Joining the revised UK European code (second edition) released earlier in the year comes the revises and very recently published Australian (fourth) edition.
In the last issue of Pest magazine (Issue 25 January & February 2013) we reviewed the European Code of Practice Bed Bug Management – click here to see – and a copy of the Code itself can be downloaded if you click here.
Now the fourth edition of A Code of Practice for the Control of Bed Bug Infestations in Australia (CoP) has been released. A copy of the new Australian CoP can be downloaded by clicking here. Also worth a read are the submissions made commenting on the revised fourth code – click here to read.
With Stephen Doggett of Westmead Hospital in New South Wales as the principle author, this Australian code blazed a trail for all other codes subsequently introduced elsewhere in the world. However, in the preface to this updated edition, Stephen pays tribute to two of the subsequent codes.
He explains: “The European Code of Practice Bed Bug Management was initially developed from the third edition of the Australian CoP and has been adapted for the European market. This has become a quality document such that the current edition of the CoP has cherry-picked the best from the European CoP. The organisation behind the European CoP, the Bed Bug Foundation (BBF), has joined forces with the Working Party for the Australian CoP, in an information co-sharing arrangement to better improve standards on bed bug management. The chair of the BBF, Oliver Madge, is especially acknowledged for his collaboration.”

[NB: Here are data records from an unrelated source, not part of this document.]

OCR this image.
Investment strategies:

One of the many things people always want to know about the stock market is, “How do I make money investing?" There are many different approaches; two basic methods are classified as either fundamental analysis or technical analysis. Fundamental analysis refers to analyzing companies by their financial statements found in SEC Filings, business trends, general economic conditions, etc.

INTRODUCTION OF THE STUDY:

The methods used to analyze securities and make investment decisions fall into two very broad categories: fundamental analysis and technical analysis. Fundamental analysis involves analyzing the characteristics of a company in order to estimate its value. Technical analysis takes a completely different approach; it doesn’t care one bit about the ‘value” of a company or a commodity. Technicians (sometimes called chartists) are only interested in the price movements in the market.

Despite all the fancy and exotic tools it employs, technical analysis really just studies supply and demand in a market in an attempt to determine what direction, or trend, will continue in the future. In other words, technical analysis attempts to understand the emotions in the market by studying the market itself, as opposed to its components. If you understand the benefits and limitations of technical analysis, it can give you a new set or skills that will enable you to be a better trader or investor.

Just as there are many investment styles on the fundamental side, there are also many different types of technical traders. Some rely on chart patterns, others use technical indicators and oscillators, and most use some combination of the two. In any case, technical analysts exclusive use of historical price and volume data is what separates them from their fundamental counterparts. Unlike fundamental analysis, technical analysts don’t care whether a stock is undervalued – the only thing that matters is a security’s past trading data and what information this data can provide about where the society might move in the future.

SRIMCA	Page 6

Also recognised is the NPMA Bed Bugs Best Management Practices from the USA, released in 2011. While more limited in detail and scope then the European Code, it is a welcome addition to the fight against bed bugs and does contain useful information that was used to enhance the Australian CoP.
The preface continues by explaining that bed bugs remain an international problem and infestations can only be reduced in number worldwide if best practice management options are undertaken globally. If one were to seek an example of transnational co-operation in the pest management industry, you need look no further than these bed bug codes.
This fourth edition is more a refinement of the previous edition and there are few major amendments or additions. One of the big trends in the US is the use of thermal heating to control bed bugs which is now included in this CoP. However, Stephen councils caution and says: “If done properly thermal heat can result in the very quick eradication of infestations. Unfortunately however, there has been a recent series of fires resulting in the complete destruction of buildings with the use of heating and so such technology should only be employed by the most experienced.”
Regarding products such as monitors and other devices these are still excluded from the new CoP. “Very few have been verified as efficacious by an independent scientific body. Accordingly, the use of any management device not specifically supported in this CoP is not recommended,” concludes Stephen.